Lundi 23 février 2026

Politique

Chronique sur les messages de haine : Intelligence artificielle : entre innovation technologique et risques de manipulation

23/02/2026 0
Chronique sur les messages de haine : Intelligence artificielle : entre innovation technologique et risques de manipulation
Dacia Munezero, Claude Nkurunziza et Acher Niyonizigiye appellent à l’utilisation responsable de l’IA

Après les habitants de Kirundo, c’est le tour de Dacia Munezero, journaliste ; Claude Nkurunziza, directeur de la radio-télévision Rema et Acher Niyonizigiye, expert en leadership de critiquer l’Intelligence artificielle. Ils considèrent que sans éthique ni contrôle et responsabilité, l’IA peut devenir un facteur de division et d’instabilité sociale.
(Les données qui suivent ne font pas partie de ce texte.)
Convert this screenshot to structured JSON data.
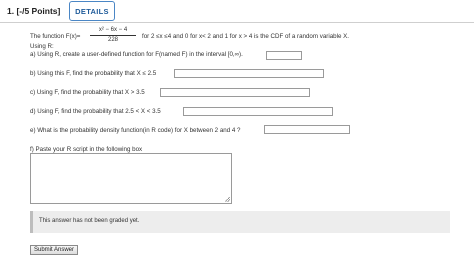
{
  "header": {
    "question_title": "1.  [-/5 Points]",
    "details_label": "DETAILS"
  },
  "question": {
    "fn_prefix": "The function F(x)=",
    "fn_numerator": "x² − 6x − 4",
    "fn_denominator": "228",
    "fn_suffix": "for 2 ≤x ≤4 and 0 for x< 2 and 1 for x > 4 is the CDF of a random variable X.",
    "using_r": "Using R:",
    "a_text": "a) Using R, create a user-defined function for F(named F) in the interval [0,∞).",
    "b_text": "b) Using this F, find the probability that X ≤ 2.5",
    "c_text": "c) Using F, find the probability that X > 3.5",
    "d_text": "d) Using F, find the probability that 2.5 < X < 3.5",
    "e_text": "e) What is the probability density function(in R code) for X between 2 and 4 ?",
    "f_text": "f) Paste your R script in the following box"
  },
  "inputs": {
    "a_value": "",
    "b_value": "",
    "c_value": "",
    "d_value": "",
    "e_value": "",
    "script_value": ""
  },
  "status": {
    "graded_message": "This answer has not been graded yet."
  },
  "actions": {
    "submit_label": "Submit Answer"
  }
}
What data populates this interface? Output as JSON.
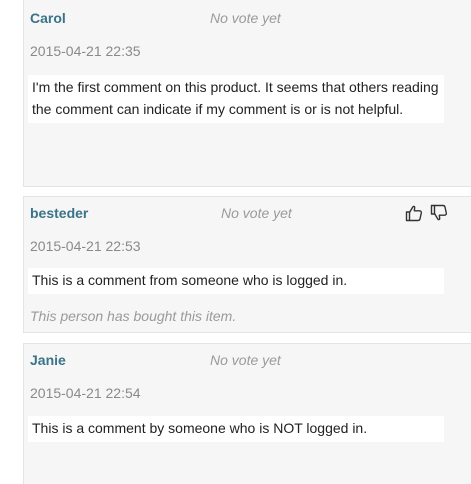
{
  "comments": [
    {
      "author": "Carol",
      "vote_status": "No vote yet",
      "date": "2015-04-21 22:35",
      "text": "I'm the first comment on this product. It seems that others reading the comment can indicate if my comment is or is not helpful."
    },
    {
      "author": "besteder",
      "vote_status": "No vote yet",
      "date": "2015-04-21 22:53",
      "text": "This is a comment from someone who is logged in.",
      "purchase_note": "This person has bought this item.",
      "vote_icons": [
        "thumbs-up-icon",
        "thumbs-down-icon"
      ]
    },
    {
      "author": "Janie",
      "vote_status": "No vote yet",
      "date": "2015-04-21 22:54",
      "text": "This is a comment by someone who is NOT logged in."
    }
  ],
  "colors": {
    "author": "#3a7389",
    "card_background": "#f6f6f6",
    "card_border": "#e4e4e4",
    "muted_text": "#9a9a9a"
  }
}
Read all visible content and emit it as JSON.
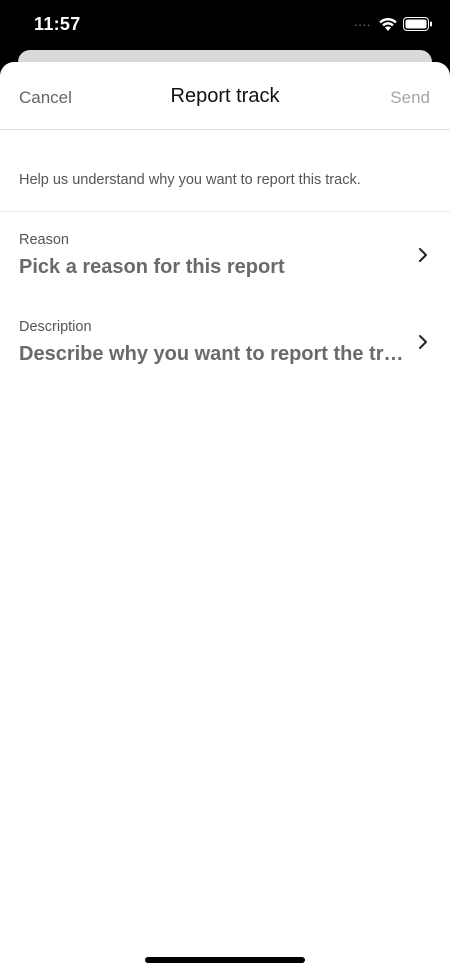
{
  "status_bar": {
    "time": "11:57",
    "signal_dots": "....",
    "icons": [
      "wifi-icon",
      "battery-icon"
    ]
  },
  "nav": {
    "cancel_label": "Cancel",
    "title": "Report track",
    "send_label": "Send"
  },
  "help_text": "Help us understand why you want to report this track.",
  "rows": [
    {
      "label": "Reason",
      "value": "Pick a reason for this report",
      "icon": "chevron-right-icon"
    },
    {
      "label": "Description",
      "value": "Describe why you want to report the track",
      "icon": "chevron-right-icon"
    }
  ],
  "colors": {
    "background": "#000000",
    "sheet": "#ffffff",
    "title_text": "#111111",
    "secondary_text": "#666666",
    "disabled_text": "#a6a6a6"
  }
}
Ils convergent à dire que l’intelligence artificielle (IA) constitue aujourd’hui un levier majeur d’innovation. Toutefois, elle peut être détournée à des fins de manipulation, de désinformation et de déstabilisation sociale.
Selon la journaliste Dacia Munezero, l’IA permet d’automatiser certaines tâches, d’améliorer la production de l’information et d’optimiser plusieurs secteurs. Néanmoins, elle peut devenir un outil de manipulation qui véhicule des messages de haine.

Elle fait remarquer qu’« une vidéo insultante génère plus de commentaires et d’interactions que d’autres informations. La création de contenus polémiques peut ainsi devenir une source importante d’argent. »

Claude Nkurunziza trouve quant à lui que l’IA facilite la production de contenus vidéo, audio ainsi que le traitement de données et la communication numérique. Néanmoins, cette capacité technique ouvre aussi la porte à des dérives.
Il place ces dérives dans un contexte régional marqué par des tensions diplomatiques entre le Burundi et le Rwanda ainsi que par la guerre à l’est de la République démocratique du Congo.

Il fait observer que des photos et vidéos circulent montrant des villages incendiés ou des massacres à caractère ethnique. « L’objectif est de diviser la population ».

Il trouve que certains cherchent à manipuler l’opinion publique pour faciliter des fraudes ou consolider leur position.
Pour sa part, Acher Niyonizigiye explique que l’intelligence artificielle peut devenir une machine pour la manipulation. Il parle de beaucoup de contenus falsifiés ; des vidéos, audios et images trafiquées pour déshumaniser des groupes donnés dont les leaders.

Il estime que la désinformation n’est pas toujours accidentelle. Il y a des personnes qui considèrent que le chaos leur permet d’atteindre leurs intérêts.

Tous ces trois intervenants font savoir que certains exploitent cette technologie afin de servir des intérêts personnels, politiques ou financiers au détriment de la cohésion sociale.

Risque de violences

Acher Niyonizigiye craint des violences surtout en périodes électorales car, certains messages générés par l’IA peuvent provoquer le chaos.

Dacia Munezero évoque le risque de manipulation par des images montrant des personnes avec des urnes pour affirmer qu’une fraude électorale est avérée. Une telle désinformation peut rapidement conduire à des violences.
Claude Nkurunziza nuance que le risque de violences dépend du contexte politique et social mais qu’il demeure réel lorsque la tension est déjà élevée.

Vérifier l’info avant de la partager

Face à ces dangers, tous ces intervenants appellent tout un chacun à vérifier toute information avant de la partager et à éviter des réactions émotionnelles.

Pour Dacia Munezero, la détection des vidéos, audios et images générées par l’IA n’est pas simple. Elle recommande par conséquent de douter systématiquement de la véracité d’une information reçue.

Parmi les indices pouvant révéler une manipulation, elle cite un corps partiellement transparent dans une image ; un nombre inhabituel de doigts ou un organe en trop ; des incohérences dans l’arrière-plan (paysage, ombre, perspective) ; des discontinuités ou des bégaiements artificiels dans les enregistrements audios.

Ces acteurs invitent le gouvernement à organiser des campagnes de sensibilisation afin d’éduquer le public aux risques de la désinformation ainsi que de sanctionner les auteurs de fausses informations et des messages de haine conformément à la loi sur la cybercriminalité.